Joseph Formed a Gospel-Centered Family
Judah starts of wrong by marrying a Canaanite woman. With so many options available to him, he chooses someone who probably doesn’t share his beliefs. We can assume that (along with his own bad example) is partly why his sons go astray.
(See Genesis 6 on why the Lord desires us to marry someone of the faith.)
Now, Joseph marries an Egyptian woman, Asenath (Genesis 41: 45). But his case is different. His wife is given to him by Pharaoh as part of his new position. In a sense, he’s obliged to marry Asenath.

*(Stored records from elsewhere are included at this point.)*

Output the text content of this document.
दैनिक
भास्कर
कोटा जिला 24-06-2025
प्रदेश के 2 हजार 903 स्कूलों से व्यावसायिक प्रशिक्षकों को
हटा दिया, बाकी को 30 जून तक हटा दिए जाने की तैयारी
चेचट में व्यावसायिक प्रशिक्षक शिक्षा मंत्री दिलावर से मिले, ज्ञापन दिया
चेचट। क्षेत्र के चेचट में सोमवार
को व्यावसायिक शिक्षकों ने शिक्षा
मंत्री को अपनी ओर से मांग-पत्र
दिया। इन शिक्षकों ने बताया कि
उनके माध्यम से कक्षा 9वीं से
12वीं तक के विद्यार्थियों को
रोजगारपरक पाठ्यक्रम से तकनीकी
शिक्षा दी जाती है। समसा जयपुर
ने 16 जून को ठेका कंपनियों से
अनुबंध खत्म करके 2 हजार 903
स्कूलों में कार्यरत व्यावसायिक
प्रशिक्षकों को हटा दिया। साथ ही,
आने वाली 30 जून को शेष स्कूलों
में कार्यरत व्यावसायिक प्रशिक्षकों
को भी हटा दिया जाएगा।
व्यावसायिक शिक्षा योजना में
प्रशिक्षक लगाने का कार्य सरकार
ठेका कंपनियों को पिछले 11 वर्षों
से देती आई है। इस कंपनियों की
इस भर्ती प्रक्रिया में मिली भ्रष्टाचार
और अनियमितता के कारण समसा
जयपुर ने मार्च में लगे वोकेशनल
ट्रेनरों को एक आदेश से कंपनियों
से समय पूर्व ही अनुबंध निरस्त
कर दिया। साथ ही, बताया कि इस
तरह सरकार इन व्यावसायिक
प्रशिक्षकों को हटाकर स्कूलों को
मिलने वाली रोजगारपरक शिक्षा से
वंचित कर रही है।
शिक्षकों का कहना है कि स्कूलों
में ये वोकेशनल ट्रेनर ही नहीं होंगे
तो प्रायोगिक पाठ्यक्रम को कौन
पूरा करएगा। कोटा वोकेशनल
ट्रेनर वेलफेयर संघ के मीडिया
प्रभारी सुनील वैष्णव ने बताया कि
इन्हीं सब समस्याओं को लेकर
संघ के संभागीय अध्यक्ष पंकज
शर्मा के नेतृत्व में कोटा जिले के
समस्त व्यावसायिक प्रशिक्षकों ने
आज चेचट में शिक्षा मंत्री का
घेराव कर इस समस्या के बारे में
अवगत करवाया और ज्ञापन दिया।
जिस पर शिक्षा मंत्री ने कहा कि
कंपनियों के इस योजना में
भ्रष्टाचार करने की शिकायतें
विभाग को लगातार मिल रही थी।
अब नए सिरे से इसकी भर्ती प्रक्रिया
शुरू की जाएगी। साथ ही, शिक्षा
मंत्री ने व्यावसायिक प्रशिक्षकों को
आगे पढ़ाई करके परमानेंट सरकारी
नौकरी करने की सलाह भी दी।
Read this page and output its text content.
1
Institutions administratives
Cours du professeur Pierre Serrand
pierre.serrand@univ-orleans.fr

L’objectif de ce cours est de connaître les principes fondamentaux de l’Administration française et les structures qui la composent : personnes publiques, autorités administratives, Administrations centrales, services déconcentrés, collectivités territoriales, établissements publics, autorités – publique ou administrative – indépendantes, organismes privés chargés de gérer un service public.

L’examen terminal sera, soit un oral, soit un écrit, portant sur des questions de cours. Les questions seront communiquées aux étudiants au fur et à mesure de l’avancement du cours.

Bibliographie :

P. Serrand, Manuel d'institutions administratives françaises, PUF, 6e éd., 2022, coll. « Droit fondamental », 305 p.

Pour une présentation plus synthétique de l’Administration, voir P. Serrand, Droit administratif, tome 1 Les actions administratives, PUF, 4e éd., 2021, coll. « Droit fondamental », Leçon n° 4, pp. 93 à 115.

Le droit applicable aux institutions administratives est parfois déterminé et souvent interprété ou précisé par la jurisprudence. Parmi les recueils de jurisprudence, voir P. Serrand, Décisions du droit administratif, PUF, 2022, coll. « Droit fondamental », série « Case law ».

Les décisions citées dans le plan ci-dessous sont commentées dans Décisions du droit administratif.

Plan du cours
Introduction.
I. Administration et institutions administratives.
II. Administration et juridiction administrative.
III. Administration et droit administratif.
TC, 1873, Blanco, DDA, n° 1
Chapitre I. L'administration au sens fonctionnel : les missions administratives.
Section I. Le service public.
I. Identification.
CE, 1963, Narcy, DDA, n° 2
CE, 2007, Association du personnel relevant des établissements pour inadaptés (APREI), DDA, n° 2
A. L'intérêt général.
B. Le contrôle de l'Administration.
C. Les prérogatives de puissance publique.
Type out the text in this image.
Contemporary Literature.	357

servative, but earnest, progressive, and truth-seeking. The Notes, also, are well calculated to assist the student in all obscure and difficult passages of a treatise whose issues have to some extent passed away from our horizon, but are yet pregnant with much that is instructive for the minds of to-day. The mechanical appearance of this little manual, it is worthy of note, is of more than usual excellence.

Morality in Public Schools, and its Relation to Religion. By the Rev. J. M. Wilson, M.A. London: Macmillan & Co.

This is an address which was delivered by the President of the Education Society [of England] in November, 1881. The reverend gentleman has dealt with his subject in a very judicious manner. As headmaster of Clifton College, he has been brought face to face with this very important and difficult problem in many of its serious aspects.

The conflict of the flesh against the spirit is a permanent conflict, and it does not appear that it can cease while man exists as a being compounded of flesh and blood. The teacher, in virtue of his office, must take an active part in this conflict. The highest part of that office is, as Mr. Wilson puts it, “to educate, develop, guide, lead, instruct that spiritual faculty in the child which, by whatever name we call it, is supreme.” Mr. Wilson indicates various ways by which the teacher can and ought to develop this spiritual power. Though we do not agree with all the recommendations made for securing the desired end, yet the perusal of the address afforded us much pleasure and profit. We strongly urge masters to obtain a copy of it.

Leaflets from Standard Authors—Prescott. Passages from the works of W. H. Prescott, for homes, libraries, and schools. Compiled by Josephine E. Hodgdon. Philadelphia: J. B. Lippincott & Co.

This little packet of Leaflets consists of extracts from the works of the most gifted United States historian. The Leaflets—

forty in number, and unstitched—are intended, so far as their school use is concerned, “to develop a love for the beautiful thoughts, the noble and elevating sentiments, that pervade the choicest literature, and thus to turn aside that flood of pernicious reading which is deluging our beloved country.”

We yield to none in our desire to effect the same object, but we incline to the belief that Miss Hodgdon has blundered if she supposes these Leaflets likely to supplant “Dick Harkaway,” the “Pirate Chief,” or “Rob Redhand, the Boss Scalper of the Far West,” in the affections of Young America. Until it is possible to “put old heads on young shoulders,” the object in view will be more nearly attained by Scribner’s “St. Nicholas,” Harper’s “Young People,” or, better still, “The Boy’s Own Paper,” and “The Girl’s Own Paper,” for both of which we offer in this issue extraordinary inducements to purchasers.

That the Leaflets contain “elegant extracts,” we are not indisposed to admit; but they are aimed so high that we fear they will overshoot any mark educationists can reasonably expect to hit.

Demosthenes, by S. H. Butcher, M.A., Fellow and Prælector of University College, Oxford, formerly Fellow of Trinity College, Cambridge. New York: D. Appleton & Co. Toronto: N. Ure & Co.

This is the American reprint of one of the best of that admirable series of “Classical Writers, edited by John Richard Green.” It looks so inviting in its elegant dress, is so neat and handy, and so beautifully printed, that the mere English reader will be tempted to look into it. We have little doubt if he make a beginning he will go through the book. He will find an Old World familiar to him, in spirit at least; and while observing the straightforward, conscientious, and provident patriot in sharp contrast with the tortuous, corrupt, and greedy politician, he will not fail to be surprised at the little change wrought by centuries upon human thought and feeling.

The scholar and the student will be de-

Nevertheless, Joseph remains dedicated to the Lord. His two sons, Ephraim and Manasseh, grow up in the faith and are later blessed by Jacob (Genesis 48) to become tribes of Israel.
Joseph does it right. Remember that no success can compensate for our failure in the home. Joseph succeeds where it most counts and the Lord blesses him abundantly for it.
The lives of Judah and Joseph are polar opposites. God blesses us with both accounts so that we can learn what to do and what not to do. From Joseph, we learn that if we want to prosper, we must make good on our promises, recognize God’s hand in our lives, fulfill our duties to the utmost without having to be micromanaged, and build a Gospel-centered family.
When we do so, we’ll be amazed at the abundant prosperity the Lord will pour out upon us.